Introduction: G6PD deficiency testing is performed in all American newborns but this diagnosis is largely unknown in the immigrant population. Consequently, it is under-recognized as many are asymptomatic until an exposure; fava beans are known oxidative stressors causing hemolytic anemia. They can also induce methemoglobinemia in G6PD deficiency due to low levels of NADPH; a co-factor involved in regulation of methemoglobin (MetHb). The diagnosis of favism-induced hemolysis & methemoglobinemia in G6PD deficient individuals is rarely reported. The first line treatment for methemoglobinemia is methylene blue, however in patients with G6PD deficiency methylene blue can potentiate the hemolytic anemia. Therefore, the recognition of these two processes’ occurring simultaneously has clinical and therapeutic significance. Description: 37-year-old male born in Yemen presented to the emergency department with 2 days of fatigue, presyncope and dark urine. He consumed 2 large cans of fava beans in the days preceding presentation. On admission, vitals were notable for SpO2 of 67% on room air with no significant change despite oxygen support.
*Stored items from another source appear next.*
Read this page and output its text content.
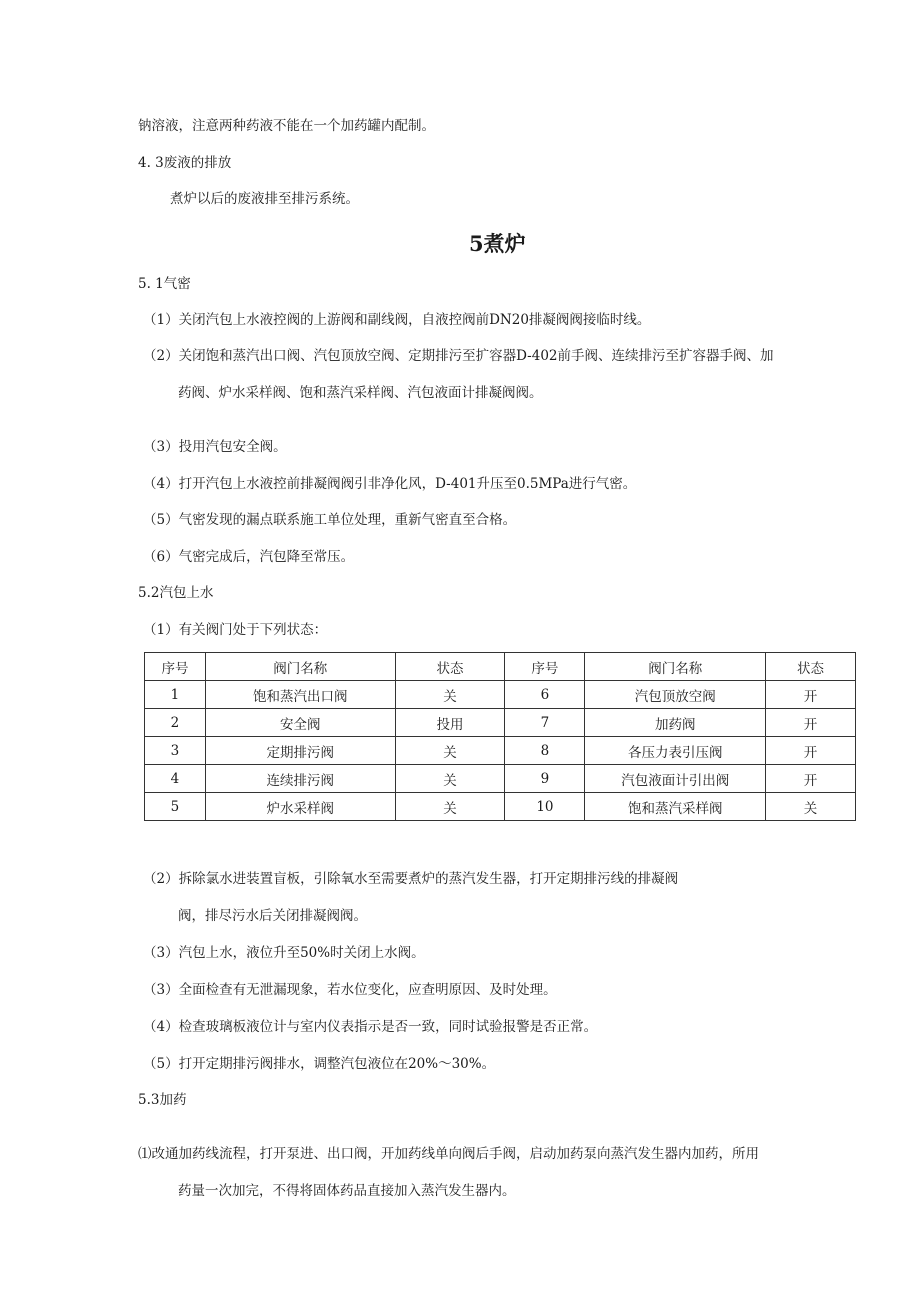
钠溶液，注意两种药液不能在一个加药罐内配制。

4. 3废液的排放

煮炉以后的废液排至排污系统。

5煮炉

5. 1气密

（1）关闭汽包上水液控阀的上游阀和副线阀，自液控阀前DN20排凝阀阀接临时线。

（2）关闭饱和蒸汽出口阀、汽包顶放空阀、定期排污至扩容器D-402前手阀、连续排污至扩容器手阀、加

药阀、炉水采样阀、饱和蒸汽采样阀、汽包液面计排凝阀阀。

（3）投用汽包安全阀。

（4）打开汽包上水液控前排凝阀阀引非净化风，D-401升压至0.5MPa进行气密。

（5）气密发现的漏点联系施工单位处理，重新气密直至合格。

（6）气密完成后，汽包降至常压。

5.2汽包上水

（1）有关阀门处于下列状态：

序号	阀门名称	状态	序号	阀门名称	状态
1	饱和蒸汽出口阀	关	6	汽包顶放空阀	开
2	安全阀	投用	7	加药阀	开
3	定期排污阀	关	8	各压力表引压阀	开
4	连续排污阀	关	9	汽包液面计引出阀	开
5	炉水采样阀	关	10	饱和蒸汽采样阀	关

（2）拆除氯水进装置盲板，引除氧水至需要煮炉的蒸汽发生器，打开定期排污线的排凝阀

阀，排尽污水后关闭排凝阀阀。

（3）汽包上水，液位升至50%时关闭上水阀。

（3）全面检查有无泄漏现象，若水位变化，应查明原因、及时处理。

（4）检查玻璃板液位计与室内仪表指示是否一致，同时试验报警是否正常。

（5）打开定期排污阀排水，调整汽包液位在20%～30%。

5.3加药

⑴改通加药线流程，打开泵进、出口阀，开加药线单向阀后手阀，启动加药泵向蒸汽发生器内加药，所用

药量一次加完，不得将固体药品直接加入蒸汽发生器内。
Physical exam showed mild scleral icterus and jaundice. ABG revealed PaO2 452 mmHg, O2 saturation 83% and MetHb 14%. Labs also notable for Hgb 11.8 g/dL, haptoglobin < 30 mg/dL, T.Billi 4.8 mg/dL, LDH 310 U/L and peripheral blood smear with blister cells. EKG, CXR and urinalysis were unremarkable. Favism-induced hemolytic anemia and methemoglobinemia due to G6PD deficiency was suspected therefore ascorbic acid 1000 mg every 6 hours was initiated. Despite treatment, the Hgb down trended to a nadir of 5.7 g/dL requiring 4 U PRBC. T.Billi and LDH peaked at 6.2 mg/dL and > 1800 U/L, respectively. MetHb levels dropped immediately after initiation of ascorbic acid to a nadir < 2%. On day 3 the G6PD screen was positive for deficiency and by day 4 the SpO2 returned to 100% on room air. On day 5, labs had stabilized, ascorbic acid was discontinued, and patient was discharged home with hematology follow up. Discussion: The co-occurrence of favism induced hemolysis and methemoglobinemia in G6PD deficient individuals is scarcely reported in the literature. When correctly diagnosed with subsequent initiation of appropriate treatment patients can have complete recovery.